I rang the Brighton Argus yesterday and spoke to Jakki Phillips, the Features Editor. It's three weeks since the closing date for the Entertainment Writer job, and I'd heard nothing, despite e-mailing them 12 days ago. Jakki may not answer her e-mails, but fortunately she picks up the phone. She doesn't like to stay on it long though. I asked her about the job and she told me the position's been filled. So I politely asked if she can give me any information as to why my application wasn't successful. She said "No, we don't give personal feedback".
So that's all very helpful. If she ever gets the sack, I'm sure there's a career out there for her in customer services.

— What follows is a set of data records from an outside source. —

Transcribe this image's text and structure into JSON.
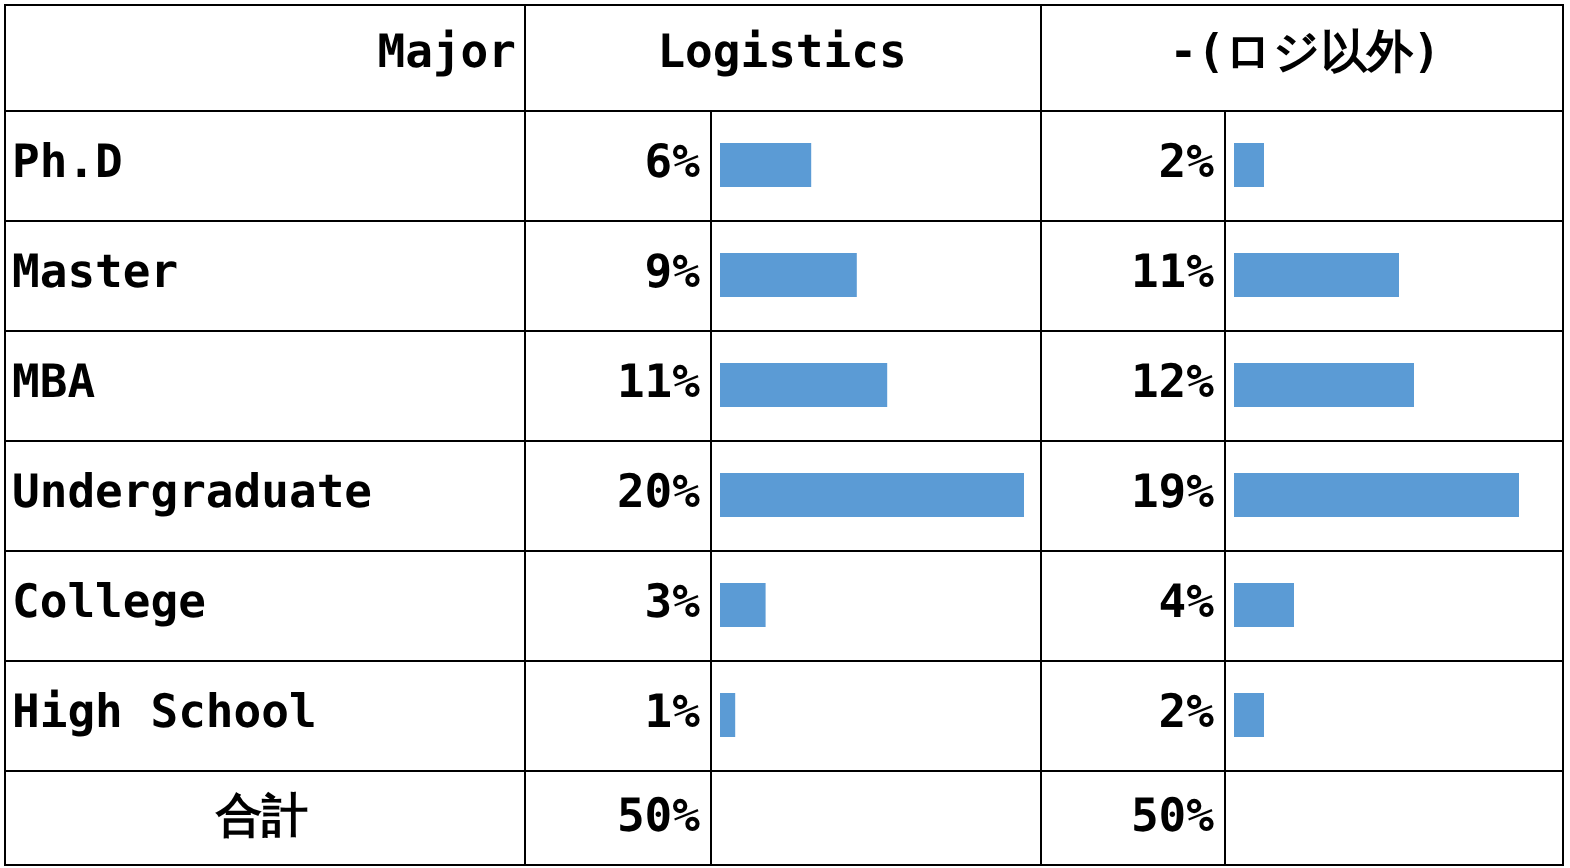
{
  "chart_data": [
    {
      "type": "bar",
      "orientation": "horizontal",
      "title": "Logistics",
      "ylabel": "Major",
      "categories": [
        "Ph.D",
        "Master",
        "MBA",
        "Undergraduate",
        "College",
        "High School"
      ],
      "values": [
        6,
        9,
        11,
        20,
        3,
        1
      ],
      "value_labels": [
        "6%",
        "9%",
        "11%",
        "20%",
        "3%",
        "1%"
      ],
      "color": "#5b9bd5",
      "tick_labels": "y",
      "annotations": [
        "合計",
        "50%"
      ]
    },
    {
      "type": "bar",
      "orientation": "horizontal",
      "title": "-(ロジ以外)",
      "values": [
        2,
        11,
        12,
        19,
        4,
        2
      ],
      "value_labels": [
        "2%",
        "11%",
        "12%",
        "19%",
        "4%",
        "2%"
      ],
      "color": "#5b9bd5",
      "annotations": [
        "50%"
      ]
    }
  ]
}
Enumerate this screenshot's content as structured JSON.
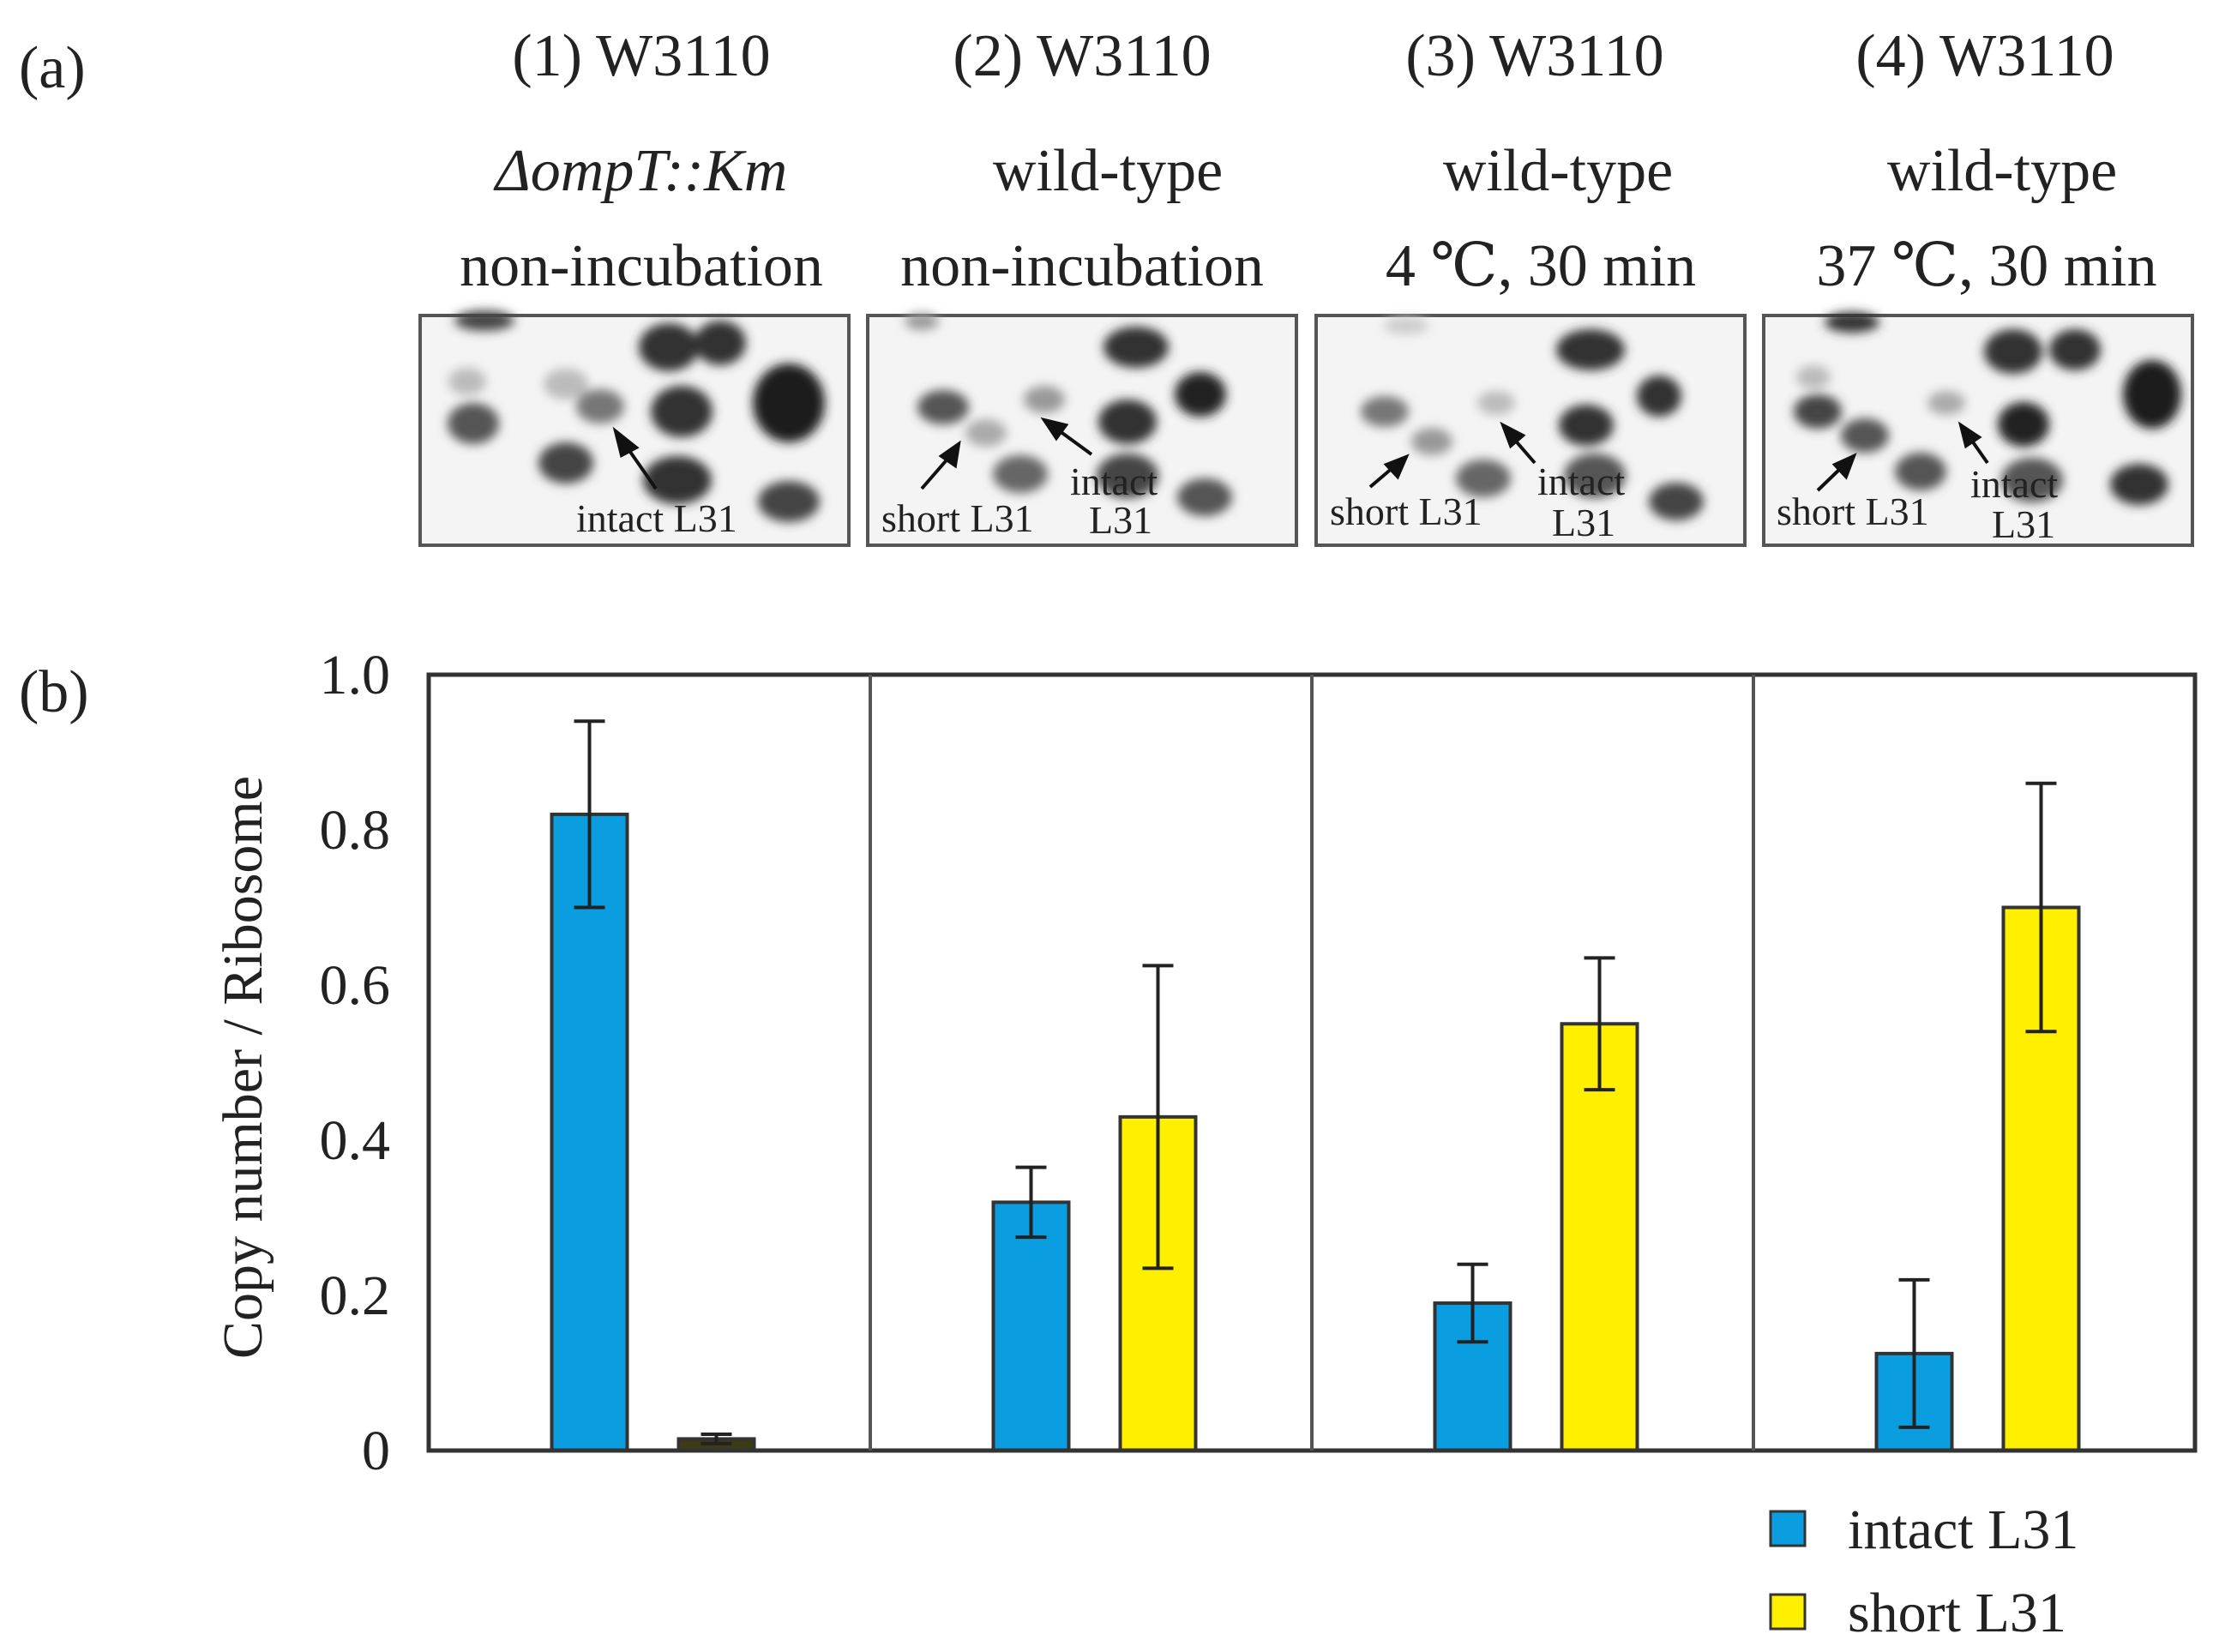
{
  "panel_a": {
    "label": "(a)",
    "lanes": [
      {
        "title": "(1) W3110",
        "genotype": "ΔompT::Km",
        "condition": "non-incubation",
        "gel_labels": [
          "intact L31"
        ]
      },
      {
        "title": "(2) W3110",
        "genotype": "wild-type",
        "condition": "non-incubation",
        "gel_labels": [
          "short L31",
          "intact",
          "L31"
        ]
      },
      {
        "title": "(3) W3110",
        "genotype": "wild-type",
        "condition": "4 ℃, 30 min",
        "gel_labels": [
          "short L31",
          "intact",
          "L31"
        ]
      },
      {
        "title": "(4) W3110",
        "genotype": "wild-type",
        "condition": "37 ℃, 30 min",
        "gel_labels": [
          "short L31",
          "intact",
          "L31"
        ]
      }
    ]
  },
  "panel_b": {
    "label": "(b)"
  },
  "chart_data": {
    "type": "bar",
    "title": "",
    "xlabel": "",
    "ylabel": "Copy number / Ribosome",
    "ylim": [
      0,
      1.0
    ],
    "yticks": [
      0,
      0.2,
      0.4,
      0.6,
      0.8,
      1.0
    ],
    "ytick_labels": [
      "0",
      "0.2",
      "0.4",
      "0.6",
      "0.8",
      "1.0"
    ],
    "categories": [
      "(1) W3110 ΔompT::Km non-incubation",
      "(2) W3110 wild-type non-incubation",
      "(3) W3110 wild-type 4 ℃, 30 min",
      "(4) W3110 wild-type 37 ℃, 30 min"
    ],
    "series": [
      {
        "name": "intact L31",
        "color": "#0a9ee0",
        "values": [
          0.82,
          0.32,
          0.19,
          0.125
        ],
        "errors": [
          0.12,
          0.045,
          0.05,
          0.095
        ]
      },
      {
        "name": "short L31",
        "color": "#fff000",
        "values": [
          0.015,
          0.43,
          0.55,
          0.7
        ],
        "errors": [
          0.006,
          0.195,
          0.085,
          0.16
        ]
      }
    ],
    "legend": {
      "position": "bottom-right",
      "entries": [
        "intact L31",
        "short L31"
      ]
    },
    "grid": false
  }
}
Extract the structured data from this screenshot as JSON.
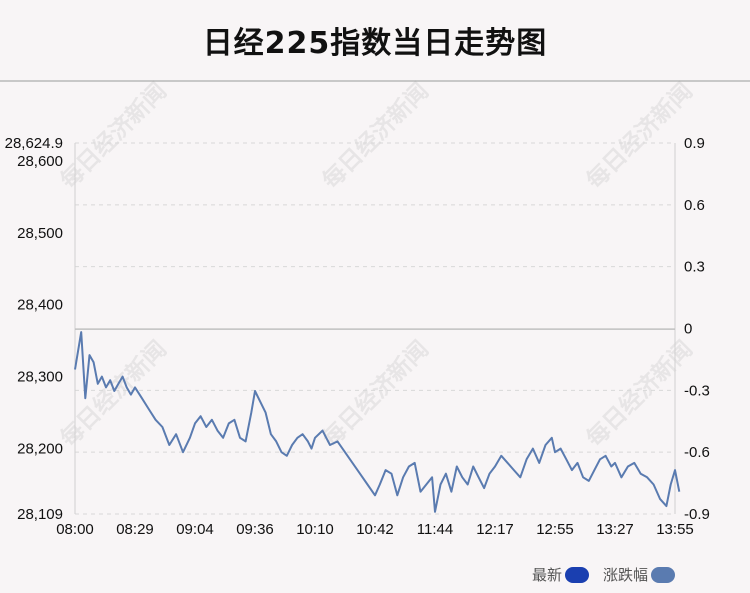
{
  "title": "日经225指数当日走势图",
  "watermark": "每日经济新闻",
  "legend": [
    {
      "label": "最新",
      "color": "#1a3fb0"
    },
    {
      "label": "涨跌幅",
      "color": "#5a7bb0"
    }
  ],
  "chart_data": {
    "type": "line",
    "title": "日经225指数当日走势图",
    "xlabel": "",
    "ylabel": "",
    "x_ticks": [
      "08:00",
      "08:29",
      "09:04",
      "09:36",
      "10:10",
      "10:42",
      "11:44",
      "12:17",
      "12:55",
      "13:27",
      "13:55"
    ],
    "y_left_ticks": [
      "28,624.9",
      "28,600",
      "28,500",
      "28,400",
      "28,300",
      "28,200",
      "28,109"
    ],
    "y_right_ticks": [
      "0.9",
      "0.6",
      "0.3",
      "0",
      "-0.3",
      "-0.6",
      "-0.9"
    ],
    "ylim": [
      28109,
      28624.9
    ],
    "ylim_right": [
      -0.9,
      0.9
    ],
    "prev_close": 28366,
    "line_color": "#5a7bb0",
    "grid": true,
    "series": [
      {
        "name": "最新",
        "x": [
          "08:00",
          "08:03",
          "08:05",
          "08:07",
          "08:09",
          "08:11",
          "08:13",
          "08:15",
          "08:17",
          "08:19",
          "08:21",
          "08:23",
          "08:25",
          "08:27",
          "08:29",
          "08:33",
          "08:37",
          "08:41",
          "08:45",
          "08:49",
          "08:53",
          "08:57",
          "09:01",
          "09:04",
          "09:07",
          "09:10",
          "09:13",
          "09:16",
          "09:19",
          "09:22",
          "09:25",
          "09:28",
          "09:31",
          "09:34",
          "09:36",
          "09:39",
          "09:42",
          "09:45",
          "09:48",
          "09:51",
          "09:54",
          "09:57",
          "10:00",
          "10:03",
          "10:06",
          "10:08",
          "10:10",
          "10:14",
          "10:18",
          "10:22",
          "10:26",
          "10:30",
          "10:34",
          "10:38",
          "10:42",
          "10:47",
          "10:53",
          "10:59",
          "11:05",
          "11:11",
          "11:17",
          "11:23",
          "11:29",
          "11:35",
          "11:41",
          "11:44",
          "11:47",
          "11:50",
          "11:53",
          "11:56",
          "11:59",
          "12:02",
          "12:05",
          "12:08",
          "12:11",
          "12:14",
          "12:17",
          "12:21",
          "12:25",
          "12:29",
          "12:33",
          "12:37",
          "12:41",
          "12:45",
          "12:49",
          "12:53",
          "12:55",
          "12:58",
          "13:01",
          "13:04",
          "13:07",
          "13:10",
          "13:13",
          "13:16",
          "13:19",
          "13:22",
          "13:25",
          "13:27",
          "13:30",
          "13:33",
          "13:36",
          "13:39",
          "13:42",
          "13:45",
          "13:48",
          "13:51",
          "13:53",
          "13:55",
          "13:57"
        ],
        "values": [
          28310,
          28362,
          28270,
          28330,
          28320,
          28290,
          28300,
          28285,
          28295,
          28280,
          28290,
          28300,
          28285,
          28275,
          28285,
          28270,
          28255,
          28240,
          28230,
          28205,
          28220,
          28195,
          28215,
          28235,
          28245,
          28230,
          28240,
          28225,
          28215,
          28235,
          28240,
          28215,
          28210,
          28250,
          28280,
          28265,
          28250,
          28220,
          28210,
          28195,
          28190,
          28205,
          28215,
          28220,
          28210,
          28200,
          28215,
          28225,
          28205,
          28210,
          28195,
          28180,
          28165,
          28150,
          28135,
          28150,
          28170,
          28165,
          28135,
          28160,
          28175,
          28180,
          28140,
          28150,
          28160,
          28112,
          28150,
          28165,
          28140,
          28175,
          28160,
          28150,
          28175,
          28160,
          28145,
          28165,
          28175,
          28190,
          28180,
          28170,
          28160,
          28185,
          28200,
          28180,
          28205,
          28215,
          28195,
          28200,
          28185,
          28170,
          28180,
          28160,
          28155,
          28170,
          28185,
          28190,
          28175,
          28180,
          28160,
          28175,
          28180,
          28165,
          28160,
          28150,
          28130,
          28120,
          28150,
          28170,
          28140
        ]
      }
    ]
  }
}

The irony is that the Argus could clearly do with a bit of help. Last Friday's issue of The Guide (the weekly pull-out entertainment section I'd applied to work on) featured Ricky Gervais on the cover, by dint of the fact that he was performing at the Brighton Centre this week. The 'Welcome' section on the inside page boasted that "our dapper cover star tells The Guide about his bizarre life in the limelight", and directed readers to the centre pages where Xenia Gregoriadis, their main entertainment writer, had produced a two-page spread on Mr Gervais. The heading stated "his new stand-up show deals with fame and all its trappings, as he tells The Guide", before reproducing a detailed interview with the man himself.
Quite impressive. Well done Xenia. Unfortunately Ricky Gervais hasn't actually told The Guide anything. Heck, he's probably never even heard of The Guide. Because despite claiming she has a direct line to Ricky's thoughts, Xenia has just lifted every quote, word for word, from an interview by James Rampton of The Independent.
Needless to say James doesn't get credited anywhere, but then you can't really credit your source if you're claiming you wrote it yourself.
The job advert for the Entertainment Writer position asked "Could you secure an exclusive interview with The Kooks?". They should have added "Because we clearly can't". The irony is that if they'd asked "Can you sit in front of the internet all day plagiarising other journalists' work, instead of writing anything new?" I probably wouldn't have applied.